Both Shmyr and Kustra are out indefinitely now with concussions. Head injuries are notorious for being hard to treat and create a timeline for return. At this point, de Wit is the only one of the three players facing a suspension. Sutter has not been fined as of yet either for his actions and words. de Wit is just one of four different players given a suspension last week alone.

Overreaction of the week: What gets a suspension and what does not get a suspension is puzzling.

The WHL has been placed in a really tough situation as far as suspending players for hits. Fans expect the same consistency and expectations that they see the NHL deal out but the WHL does not have anywhere near the amount of resources to do this. With the improvement in video this year, the WHL has done a better job of figuring out what the intentions of the hitter are in each incident. In years past it seemed they were suspending purely based upon whether someone was injured or not. The length of the suspension often seemed to be based upon how long someone would be out of the lineup for.

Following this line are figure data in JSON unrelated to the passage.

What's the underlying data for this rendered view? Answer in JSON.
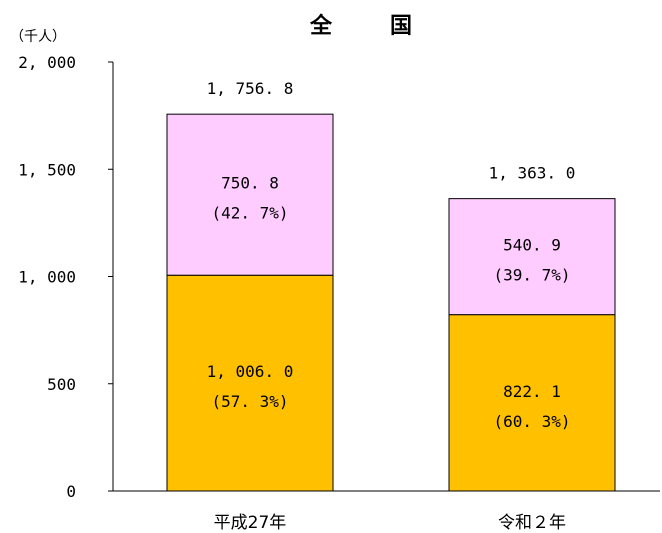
{
  "chart_data": {
    "type": "bar",
    "stacked": true,
    "title": "全　国",
    "unit_label": "（千人）",
    "categories": [
      "平成27年",
      "令和２年"
    ],
    "ylim": [
      0,
      2000
    ],
    "yticks": [
      0,
      500,
      1000,
      1500,
      2000
    ],
    "ytick_labels": [
      "0",
      "500",
      "1, 000",
      "1, 500",
      "2, 000"
    ],
    "series": [
      {
        "values": [
          1006.0,
          822.1
        ],
        "color": "#FFC000",
        "value_labels": [
          "1, 006. 0",
          "822. 1"
        ],
        "percent_labels": [
          "(57. 3%)",
          "(60. 3%)"
        ]
      },
      {
        "values": [
          750.8,
          540.9
        ],
        "color": "#FFCCFF",
        "value_labels": [
          "750. 8",
          "540. 9"
        ],
        "percent_labels": [
          "(42. 7%)",
          "(39. 7%)"
        ]
      }
    ],
    "totals": [
      1756.8,
      1363.0
    ],
    "total_labels": [
      "1, 756. 8",
      "1, 363. 0"
    ],
    "grid": false,
    "legend": "none"
  }
}
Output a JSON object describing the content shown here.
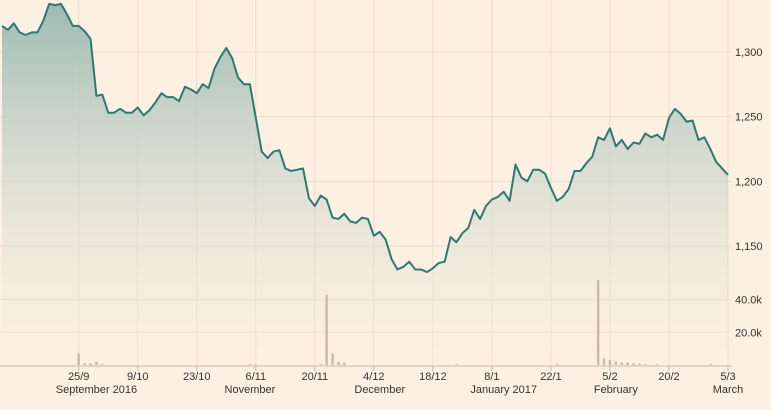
{
  "colors": {
    "background": "#fcf0e2",
    "grid": "#ebdcc8",
    "line": "#2e7872",
    "area_top": "#9cbab3",
    "area_bottom": "#fcf0e2",
    "volume": "#c9b8a8",
    "axis": "#c7b8a6"
  },
  "chart_data": [
    {
      "type": "area",
      "y_axis_side": "right",
      "grid": true,
      "ylim": [
        1120,
        1340
      ],
      "y_ticks": [
        1150,
        1200,
        1250,
        1300
      ],
      "y_tick_labels": [
        "1,150",
        "1,200",
        "1,250",
        "1,300"
      ],
      "x_ticks": [
        {
          "index": 13,
          "label": "25/9"
        },
        {
          "index": 23,
          "label": "9/10"
        },
        {
          "index": 33,
          "label": "23/10"
        },
        {
          "index": 43,
          "label": "6/11"
        },
        {
          "index": 53,
          "label": "20/11"
        },
        {
          "index": 63,
          "label": "4/12"
        },
        {
          "index": 73,
          "label": "18/12"
        },
        {
          "index": 83,
          "label": "8/1"
        },
        {
          "index": 93,
          "label": "22/1"
        },
        {
          "index": 103,
          "label": "5/2"
        },
        {
          "index": 113,
          "label": "20/2"
        },
        {
          "index": 123,
          "label": "5/3"
        }
      ],
      "period_labels": [
        {
          "index": 16,
          "label": "September 2016"
        },
        {
          "index": 42,
          "label": "November"
        },
        {
          "index": 64,
          "label": "December"
        },
        {
          "index": 85,
          "label": "January 2017"
        },
        {
          "index": 104,
          "label": "February"
        },
        {
          "index": 123,
          "label": "March"
        }
      ],
      "values": [
        1320,
        1317,
        1322,
        1315,
        1313,
        1315,
        1315,
        1324,
        1337,
        1336,
        1337,
        1329,
        1320,
        1320,
        1316,
        1310,
        1266,
        1267,
        1253,
        1253,
        1256,
        1253,
        1253,
        1257,
        1251,
        1255,
        1261,
        1268,
        1265,
        1265,
        1262,
        1273,
        1271,
        1268,
        1275,
        1272,
        1287,
        1296,
        1303,
        1295,
        1280,
        1275,
        1275,
        1249,
        1223,
        1218,
        1223,
        1224,
        1210,
        1208,
        1209,
        1210,
        1187,
        1181,
        1189,
        1186,
        1172,
        1171,
        1175,
        1169,
        1168,
        1172,
        1171,
        1158,
        1161,
        1155,
        1140,
        1132,
        1134,
        1138,
        1132,
        1132,
        1130,
        1133,
        1137,
        1138,
        1157,
        1153,
        1160,
        1164,
        1178,
        1171,
        1181,
        1186,
        1188,
        1192,
        1185,
        1213,
        1203,
        1200,
        1209,
        1209,
        1206,
        1195,
        1185,
        1188,
        1194,
        1208,
        1208,
        1214,
        1219,
        1234,
        1232,
        1241,
        1227,
        1232,
        1225,
        1230,
        1229,
        1237,
        1234,
        1236,
        1232,
        1249,
        1256,
        1252,
        1246,
        1247,
        1232,
        1234,
        1225,
        1215,
        1210,
        1205
      ]
    },
    {
      "type": "bar",
      "series_role": "volume",
      "ylim": [
        0,
        52000
      ],
      "y_ticks": [
        20000,
        40000
      ],
      "y_tick_labels": [
        "20.0k",
        "40.0k"
      ],
      "values": [
        0,
        0,
        0,
        0,
        0,
        0,
        0,
        0,
        0,
        0,
        0,
        0,
        0,
        7000,
        1000,
        1000,
        2000,
        500,
        0,
        0,
        0,
        0,
        0,
        0,
        0,
        0,
        0,
        0,
        0,
        0,
        0,
        0,
        0,
        0,
        0,
        0,
        0,
        0,
        0,
        0,
        0,
        0,
        500,
        500,
        0,
        0,
        0,
        0,
        0,
        0,
        0,
        0,
        0,
        0,
        500,
        43000,
        7000,
        2000,
        1500,
        0,
        0,
        0,
        0,
        0,
        0,
        0,
        0,
        0,
        0,
        0,
        0,
        0,
        0,
        0,
        0,
        0,
        0,
        500,
        0,
        0,
        0,
        0,
        0,
        0,
        0,
        0,
        0,
        0,
        0,
        0,
        0,
        0,
        0,
        0,
        500,
        0,
        0,
        0,
        0,
        0,
        0,
        52000,
        4000,
        3000,
        2000,
        1500,
        1500,
        1000,
        800,
        500,
        0,
        500,
        0,
        0,
        0,
        0,
        0,
        0,
        0,
        0,
        500,
        0,
        0,
        0,
        0,
        0,
        0,
        0
      ]
    }
  ]
}
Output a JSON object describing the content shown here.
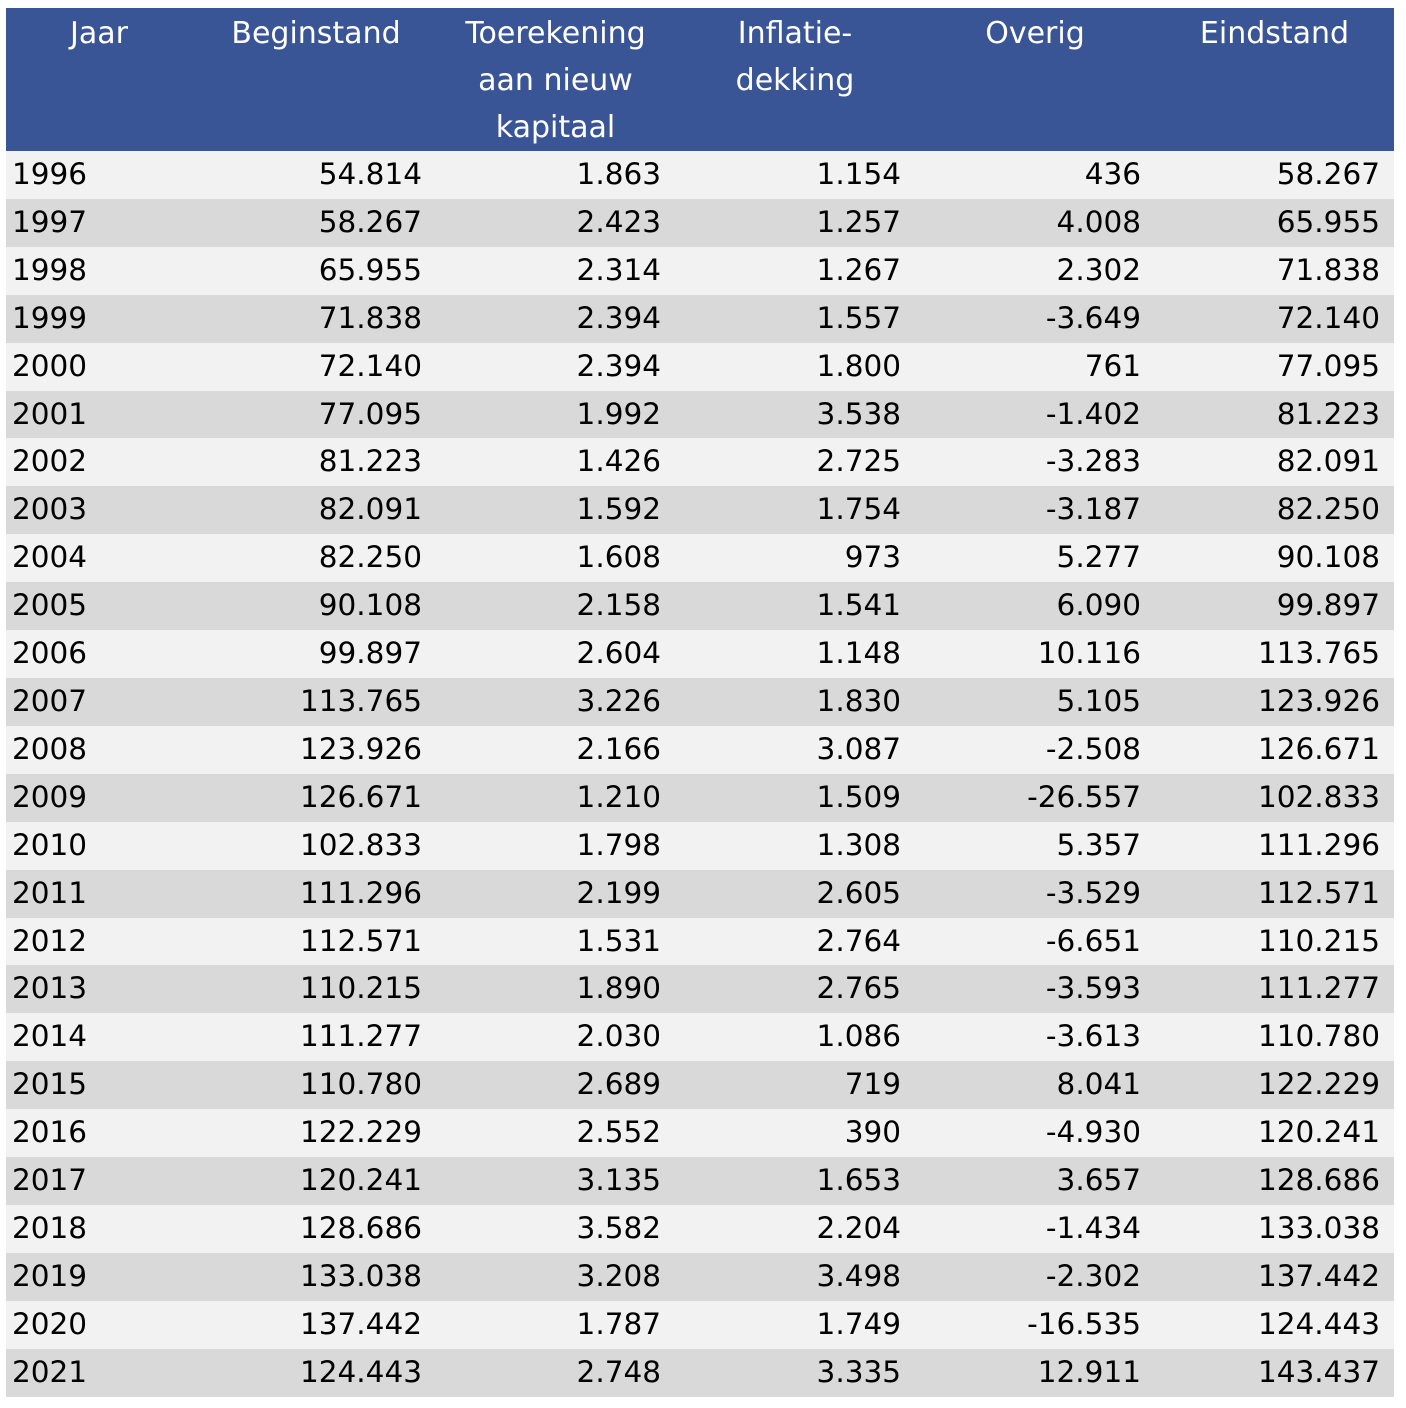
{
  "table": {
    "headers": [
      "Jaar",
      "Beginstand",
      "Toerekening\naan nieuw\nkapitaal",
      "Inflatie-\ndekking",
      "Overig",
      "Eindstand"
    ],
    "rows": [
      [
        "1996",
        "54.814",
        "1.863",
        "1.154",
        "436",
        "58.267"
      ],
      [
        "1997",
        "58.267",
        "2.423",
        "1.257",
        "4.008",
        "65.955"
      ],
      [
        "1998",
        "65.955",
        "2.314",
        "1.267",
        "2.302",
        "71.838"
      ],
      [
        "1999",
        "71.838",
        "2.394",
        "1.557",
        "-3.649",
        "72.140"
      ],
      [
        "2000",
        "72.140",
        "2.394",
        "1.800",
        "761",
        "77.095"
      ],
      [
        "2001",
        "77.095",
        "1.992",
        "3.538",
        "-1.402",
        "81.223"
      ],
      [
        "2002",
        "81.223",
        "1.426",
        "2.725",
        "-3.283",
        "82.091"
      ],
      [
        "2003",
        "82.091",
        "1.592",
        "1.754",
        "-3.187",
        "82.250"
      ],
      [
        "2004",
        "82.250",
        "1.608",
        "973",
        "5.277",
        "90.108"
      ],
      [
        "2005",
        "90.108",
        "2.158",
        "1.541",
        "6.090",
        "99.897"
      ],
      [
        "2006",
        "99.897",
        "2.604",
        "1.148",
        "10.116",
        "113.765"
      ],
      [
        "2007",
        "113.765",
        "3.226",
        "1.830",
        "5.105",
        "123.926"
      ],
      [
        "2008",
        "123.926",
        "2.166",
        "3.087",
        "-2.508",
        "126.671"
      ],
      [
        "2009",
        "126.671",
        "1.210",
        "1.509",
        "-26.557",
        "102.833"
      ],
      [
        "2010",
        "102.833",
        "1.798",
        "1.308",
        "5.357",
        "111.296"
      ],
      [
        "2011",
        "111.296",
        "2.199",
        "2.605",
        "-3.529",
        "112.571"
      ],
      [
        "2012",
        "112.571",
        "1.531",
        "2.764",
        "-6.651",
        "110.215"
      ],
      [
        "2013",
        "110.215",
        "1.890",
        "2.765",
        "-3.593",
        "111.277"
      ],
      [
        "2014",
        "111.277",
        "2.030",
        "1.086",
        "-3.613",
        "110.780"
      ],
      [
        "2015",
        "110.780",
        "2.689",
        "719",
        "8.041",
        "122.229"
      ],
      [
        "2016",
        "122.229",
        "2.552",
        "390",
        "-4.930",
        "120.241"
      ],
      [
        "2017",
        "120.241",
        "3.135",
        "1.653",
        "3.657",
        "128.686"
      ],
      [
        "2018",
        "128.686",
        "3.582",
        "2.204",
        "-1.434",
        "133.038"
      ],
      [
        "2019",
        "133.038",
        "3.208",
        "3.498",
        "-2.302",
        "137.442"
      ],
      [
        "2020",
        "137.442",
        "1.787",
        "1.749",
        "-16.535",
        "124.443"
      ],
      [
        "2021",
        "124.443",
        "2.748",
        "3.335",
        "12.911",
        "143.437"
      ]
    ]
  },
  "colors": {
    "header_bg": "#3a5595",
    "row_light": "#f2f2f2",
    "row_dark": "#d9d9d9"
  }
}
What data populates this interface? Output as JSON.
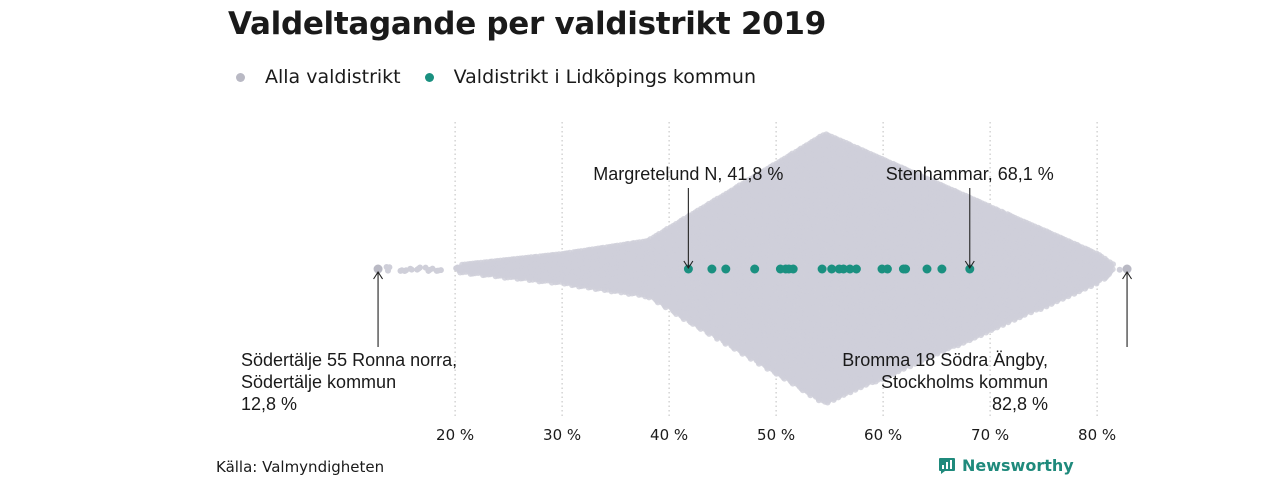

Which of these hits to penalize though? The de Wit incident is the low hanging fruit and the easiest to throw the book at. The Kustra incident looked to be just an unfortunate situation and not worthy of a suspension. The Bobyk hit is borderline and though he did not target the head, it did seem he made a lot of contact with it.

Overall though, I think I speak for a lot of people who follow this league in saying that I would understand the WHL’s decisions a lot more of there were attempts to explain why a decision was made. Also, a clear list of things they look for when deciding on a suspension would do wonders to clear up the whole thing and the fans would find this appealing.